A l’instar de Renault et EDF, certaines entreprises iront même plus loin et envisageront d’organiser des campagnes de vaccination contre le Covid-19 (comme cela existe déjà au sein de nombreux groupes en matière de vaccination contre la grippe par exemple).

Dans cette hypothèse, comme nous l’avons vu, ces dernières ne pourront prévoir que des mesures incitatives et non coercitives.

Par ailleurs, de telles campagnes impliquent des contraintes organisationnelles, administratives et logistiques importantes, ne serait-ce qu’en matière de gestion des déchets, de transport du vaccin, de traçabilité des lots, ou encore d’analyse de la situation individuelle de chaque salarié, etc.

Une collaboration étroite entre l’entreprise et la médecine du travail sera, à cet effet, essentielle.

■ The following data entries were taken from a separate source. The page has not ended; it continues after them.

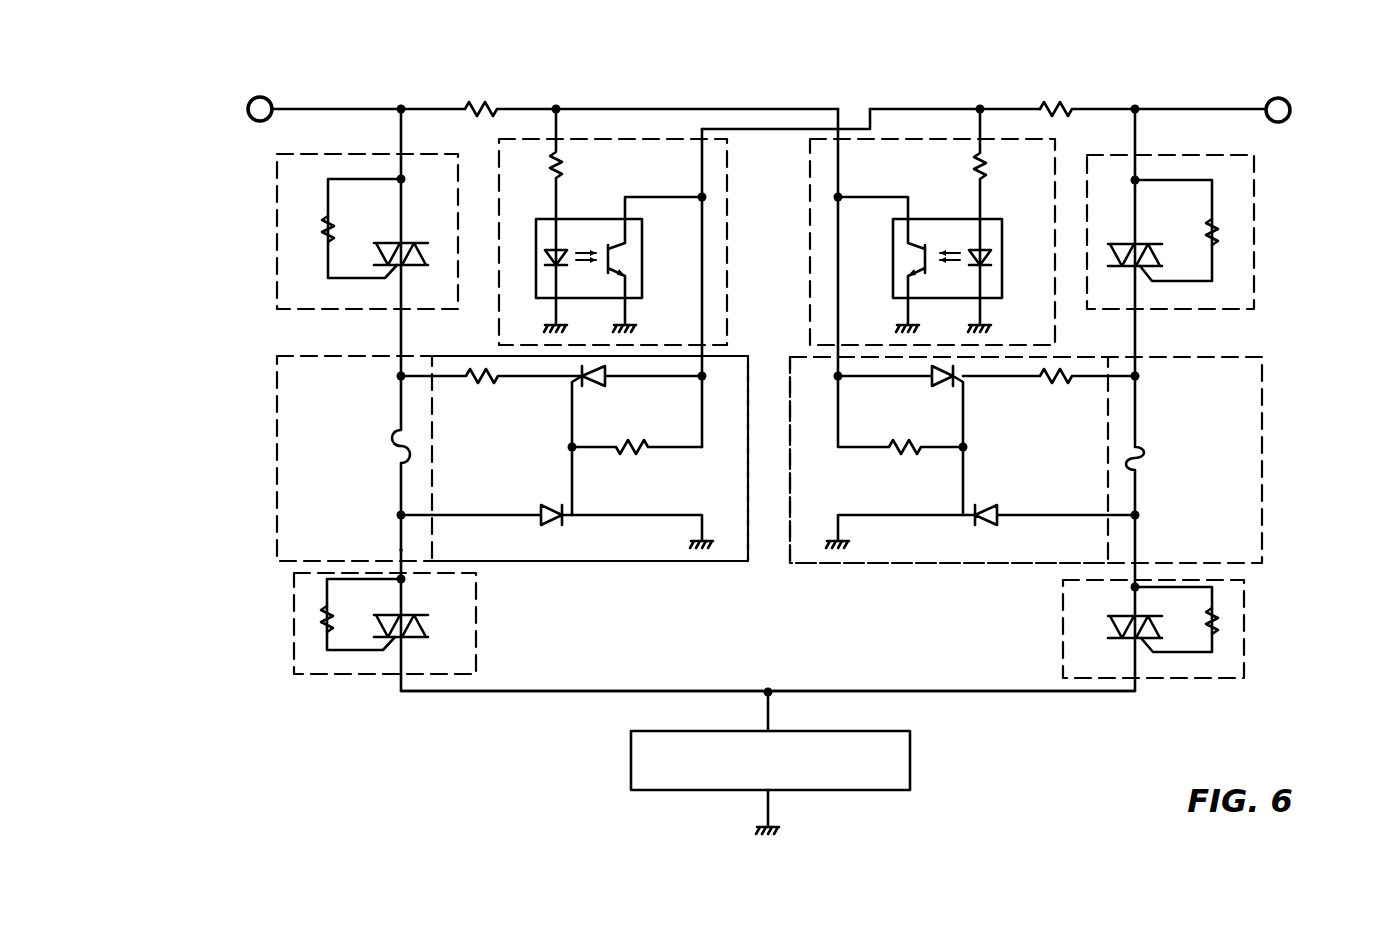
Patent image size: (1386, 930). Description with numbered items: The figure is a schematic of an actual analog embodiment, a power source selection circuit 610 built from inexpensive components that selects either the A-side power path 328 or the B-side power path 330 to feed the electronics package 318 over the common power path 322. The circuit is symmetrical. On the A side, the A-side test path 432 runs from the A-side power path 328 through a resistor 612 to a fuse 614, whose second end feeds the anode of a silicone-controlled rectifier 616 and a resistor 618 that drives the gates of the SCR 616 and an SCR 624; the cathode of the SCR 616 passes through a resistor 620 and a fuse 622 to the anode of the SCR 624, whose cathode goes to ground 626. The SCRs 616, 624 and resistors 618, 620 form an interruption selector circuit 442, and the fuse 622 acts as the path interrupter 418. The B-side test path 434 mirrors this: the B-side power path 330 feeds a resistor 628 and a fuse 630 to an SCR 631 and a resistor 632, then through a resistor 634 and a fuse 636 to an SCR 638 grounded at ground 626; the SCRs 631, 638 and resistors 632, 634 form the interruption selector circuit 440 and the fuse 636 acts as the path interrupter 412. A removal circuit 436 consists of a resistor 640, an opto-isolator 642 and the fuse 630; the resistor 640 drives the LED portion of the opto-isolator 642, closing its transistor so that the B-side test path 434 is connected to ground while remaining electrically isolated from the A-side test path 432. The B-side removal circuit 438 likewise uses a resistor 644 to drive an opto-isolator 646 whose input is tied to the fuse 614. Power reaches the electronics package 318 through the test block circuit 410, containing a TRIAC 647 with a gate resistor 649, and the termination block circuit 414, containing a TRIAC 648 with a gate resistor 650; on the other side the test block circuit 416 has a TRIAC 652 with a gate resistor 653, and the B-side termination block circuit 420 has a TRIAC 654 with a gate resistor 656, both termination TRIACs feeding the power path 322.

The electronics package 318 is at (631, 760).
The power path 322 is at (772, 694).
The A-side power path 328 is at (348, 108).
The B-side power path 330 is at (1192, 108).
The test block circuit 410 is at (277, 282).
The path interrupter 412 is at (277, 440).
The termination block circuit 414 is at (320, 675).
The test block circuit 416 is at (1255, 288).
The path interrupter 418 is at (1262, 406).
The B-side termination block circuit 420 is at (1245, 672).
The A-side test path 432 is at (605, 96).
The B-side test path 434 is at (1092, 88).
The removal circuit 436 is at (647, 138).
The B-side removal circuit 438 is at (888, 135).
The interruption selector circuit 440 is at (565, 562).
The interruption selector circuit 442 is at (852, 565).
The power source selection circuit 610 is at (775, 76).
The resistor 612 is at (482, 104).
The fuse 614 is at (833, 192).
The silicone-controlled rectifier 616 is at (938, 386).
The resistor 618 is at (910, 456).
The resistor 620 is at (1058, 386).
The fuse 622 is at (1142, 452).
The SCR 624 is at (1002, 512).
The ground 626 is at (550, 324).
The resistor 628 is at (1053, 104).
The fuse 630 is at (705, 170).
The SCR 631 is at (598, 384).
The resistor 632 is at (628, 457).
The resistor 634 is at (470, 386).
The fuse 636 is at (393, 446).
The SCR 638 is at (540, 512).
The resistor 640 is at (564, 168).
The opto-isolator 642 is at (642, 258).
The resistor 644 is at (975, 155).
The opto-isolator 646 is at (992, 212).
The TRIAC 647 is at (408, 240).
The TRIAC 648 is at (428, 618).
The resistor 649 is at (322, 226).
The resistor 650 is at (322, 628).
The TRIAC 652 is at (1113, 244).
The resistor 653 is at (1218, 226).
The TRIAC 654 is at (1108, 626).
The resistor 656 is at (1218, 612).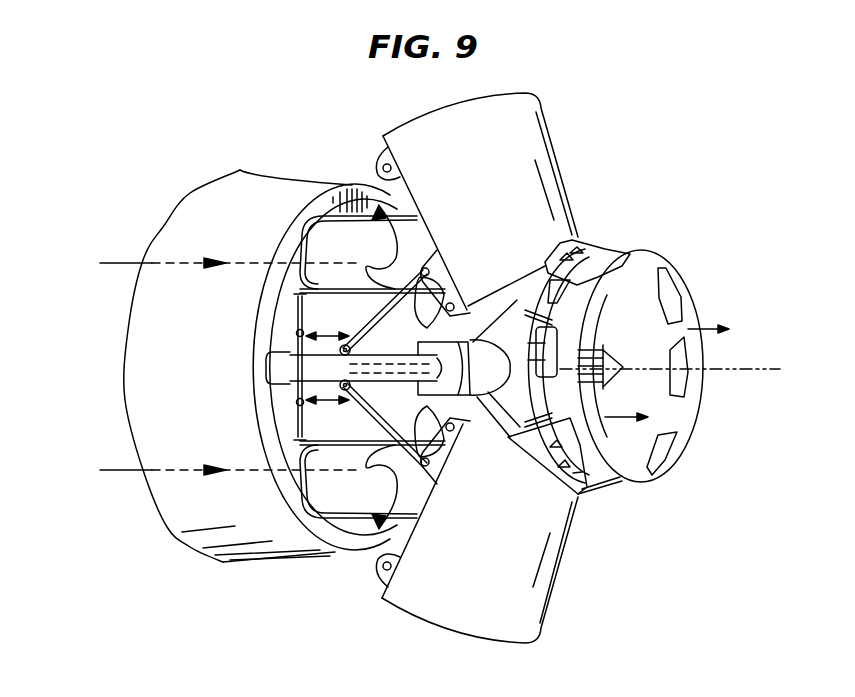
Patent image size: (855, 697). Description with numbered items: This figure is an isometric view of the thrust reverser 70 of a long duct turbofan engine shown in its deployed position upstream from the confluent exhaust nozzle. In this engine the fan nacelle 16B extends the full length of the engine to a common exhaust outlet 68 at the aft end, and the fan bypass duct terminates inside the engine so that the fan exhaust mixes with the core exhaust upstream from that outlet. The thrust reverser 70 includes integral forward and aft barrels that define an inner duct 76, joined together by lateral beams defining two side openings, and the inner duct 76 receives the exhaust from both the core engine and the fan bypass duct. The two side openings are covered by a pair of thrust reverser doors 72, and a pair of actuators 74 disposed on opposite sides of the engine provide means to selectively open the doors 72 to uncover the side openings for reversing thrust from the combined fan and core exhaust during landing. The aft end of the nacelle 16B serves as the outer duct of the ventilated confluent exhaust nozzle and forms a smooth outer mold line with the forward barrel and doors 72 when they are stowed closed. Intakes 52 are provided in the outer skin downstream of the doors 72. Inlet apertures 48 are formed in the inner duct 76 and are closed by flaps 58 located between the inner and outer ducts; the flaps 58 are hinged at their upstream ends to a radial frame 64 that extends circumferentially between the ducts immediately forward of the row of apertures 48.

The fan nacelle 16B is at (262, 560).
The thrust reverser 70 is at (330, 131).
The thrust reverser doors 72 is at (500, 207).
The actuators 74 is at (290, 368).
The intakes 52 is at (585, 240).
The inlet apertures 48 is at (673, 293).
The flaps 58 is at (548, 337).
The radial frame 64 is at (510, 437).
The common exhaust outlet 68 is at (683, 437).
The inner duct 76 is at (624, 460).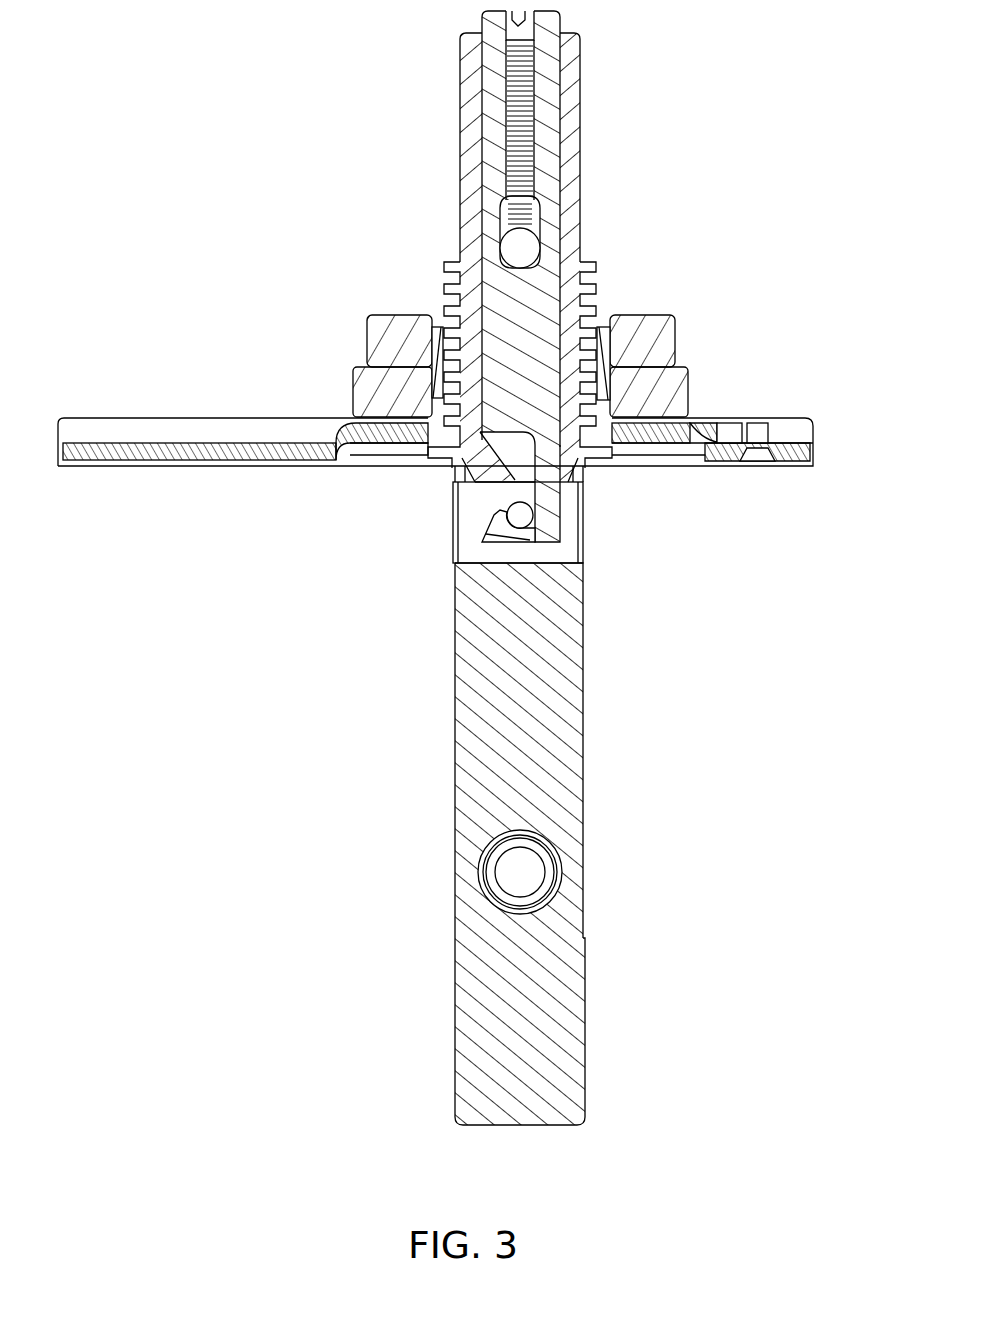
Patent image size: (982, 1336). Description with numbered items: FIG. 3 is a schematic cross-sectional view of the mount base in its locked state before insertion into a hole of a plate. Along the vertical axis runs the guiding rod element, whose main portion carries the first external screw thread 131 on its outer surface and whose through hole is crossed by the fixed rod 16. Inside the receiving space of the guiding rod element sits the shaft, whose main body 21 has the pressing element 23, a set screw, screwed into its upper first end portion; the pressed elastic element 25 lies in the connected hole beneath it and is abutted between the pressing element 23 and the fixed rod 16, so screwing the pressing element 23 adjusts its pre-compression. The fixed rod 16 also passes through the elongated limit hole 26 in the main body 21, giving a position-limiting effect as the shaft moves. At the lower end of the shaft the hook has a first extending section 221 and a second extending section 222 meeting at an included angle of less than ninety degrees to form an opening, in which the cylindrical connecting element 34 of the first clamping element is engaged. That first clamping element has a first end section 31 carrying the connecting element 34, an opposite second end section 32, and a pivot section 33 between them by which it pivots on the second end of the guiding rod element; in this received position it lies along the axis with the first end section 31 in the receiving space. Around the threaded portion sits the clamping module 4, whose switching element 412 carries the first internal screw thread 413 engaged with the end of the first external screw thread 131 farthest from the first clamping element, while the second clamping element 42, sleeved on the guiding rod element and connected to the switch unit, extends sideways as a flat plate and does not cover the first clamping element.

The clamping module 4 is at (469, 361).
The fixed rod 16 is at (522, 248).
The main body 21 is at (545, 94).
The pressing element 23 is at (530, 23).
The pressed elastic element 25 is at (520, 150).
The limit hole 26 is at (533, 218).
The first end section 31 is at (473, 552).
The second end section 32 is at (563, 1092).
The pivot section 33 is at (568, 692).
The connecting element 34 is at (518, 507).
The second clamping element 42 is at (258, 467).
The first external screw thread 131 is at (450, 268).
The first extending section 221 is at (547, 499).
The second extending section 222 is at (530, 540).
The switching element 412 is at (435, 362).
The first internal screw thread 413 is at (443, 337).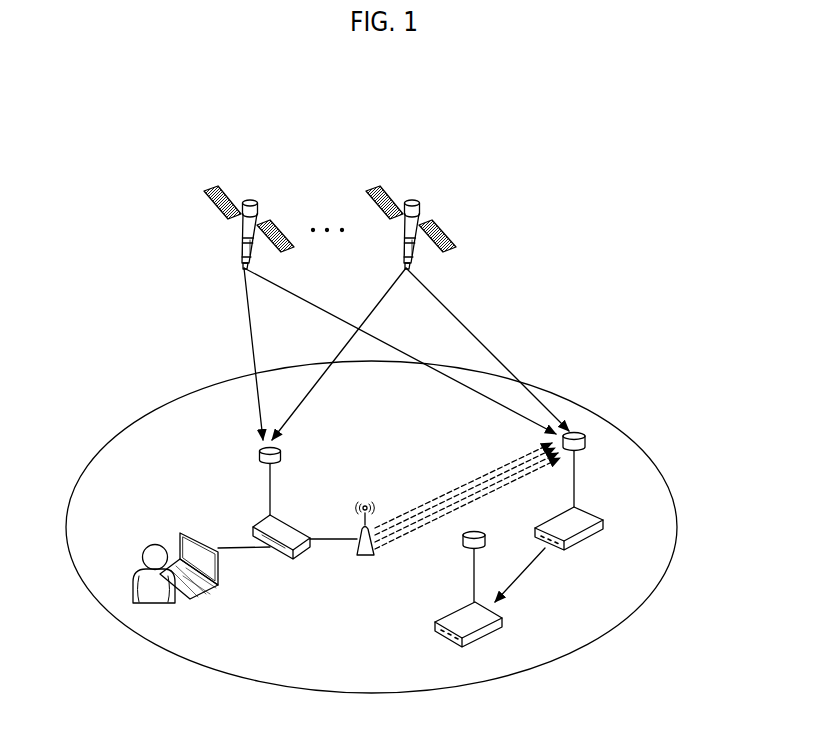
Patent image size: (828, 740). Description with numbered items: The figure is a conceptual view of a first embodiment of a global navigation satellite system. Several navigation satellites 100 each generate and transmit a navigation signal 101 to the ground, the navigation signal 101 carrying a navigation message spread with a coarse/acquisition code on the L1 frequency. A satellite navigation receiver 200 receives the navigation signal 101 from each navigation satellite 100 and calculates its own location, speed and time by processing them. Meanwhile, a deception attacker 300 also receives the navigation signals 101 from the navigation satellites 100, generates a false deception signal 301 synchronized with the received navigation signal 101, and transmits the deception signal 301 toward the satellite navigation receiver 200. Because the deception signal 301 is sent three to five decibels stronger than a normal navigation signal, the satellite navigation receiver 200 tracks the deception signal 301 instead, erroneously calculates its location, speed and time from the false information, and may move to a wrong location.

The navigation satellite 100 is at (253, 202).
The navigation signal 101 is at (248, 319).
The satellite navigation receiver 200 is at (604, 522).
The deception attacker 300 is at (253, 526).
The deception signal 301 is at (458, 485).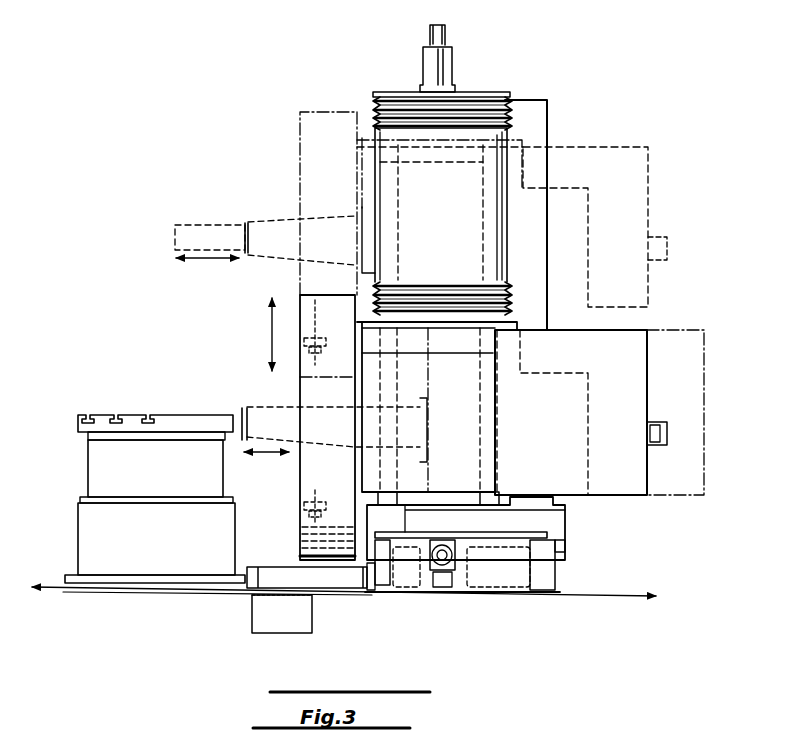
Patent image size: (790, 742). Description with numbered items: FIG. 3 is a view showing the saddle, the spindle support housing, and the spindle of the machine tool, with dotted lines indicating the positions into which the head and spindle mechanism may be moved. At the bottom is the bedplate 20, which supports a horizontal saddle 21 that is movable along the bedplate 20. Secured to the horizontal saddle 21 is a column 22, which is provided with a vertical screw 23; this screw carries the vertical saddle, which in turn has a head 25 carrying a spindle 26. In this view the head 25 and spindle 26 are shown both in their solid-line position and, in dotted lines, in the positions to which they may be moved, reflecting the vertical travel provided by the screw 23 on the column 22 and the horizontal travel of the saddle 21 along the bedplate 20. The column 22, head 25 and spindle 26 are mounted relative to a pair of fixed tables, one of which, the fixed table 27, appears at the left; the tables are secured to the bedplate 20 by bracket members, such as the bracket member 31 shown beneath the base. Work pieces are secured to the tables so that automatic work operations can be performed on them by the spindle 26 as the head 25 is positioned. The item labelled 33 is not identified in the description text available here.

The bedplate 20 is at (548, 575).
The horizontal saddle 21 is at (566, 530).
The column 22 is at (549, 172).
The vertical screw 23 is at (507, 108).
The head 25 is at (648, 398).
The spindle 26 is at (268, 224).
The fixed table 27 is at (100, 471).
The bracket member 31 is at (324, 582).
The column 33 is at (300, 125).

D’un point de vue strictement RH, il sera également indispensable d’impliquer à la fois les représentants du personnel, qu’il s’agisse du Comité Social et Economique (CSE) ou de la Commission Santé, Sécurité et Conditions de Travail (CSSCT) si elle existe dans l’entreprise, et le référent Covid-19, tout désigné pour jouer un rôle dans ce cadre.

Une attention particulière devra enfin être portée au respect du secret médical d’une part, et du règlement général pour la protection des données (RGPD) d’autre part, dès lors que le consentement des salariés devra nécessairement être recueilli par le médecin ou l’infirmier qui réalisera l’acte. En revanche, l’employeur ne pourra pas recenser les salariés s’étant fait vacciner ni, en tout état de cause, enregistrer de données personnelles relatives à leur état de santé.

Il a néanmoins été précisé par la Ministre du travail que les salariés pourraient être invités à informer leur employeur de la réalisation de la vaccination, sans que cela puisse devenir une obligation.

Des précisions devraient bientôt être transmises par le Gouvernement. Selon la Ministre du Travail, c’est au printemps seulement que les entreprises pourront proposer à leurs salariés d’être vaccinés. Entre temps, elle indiquait qu’un cadre devrait être posé par le Gouvernement.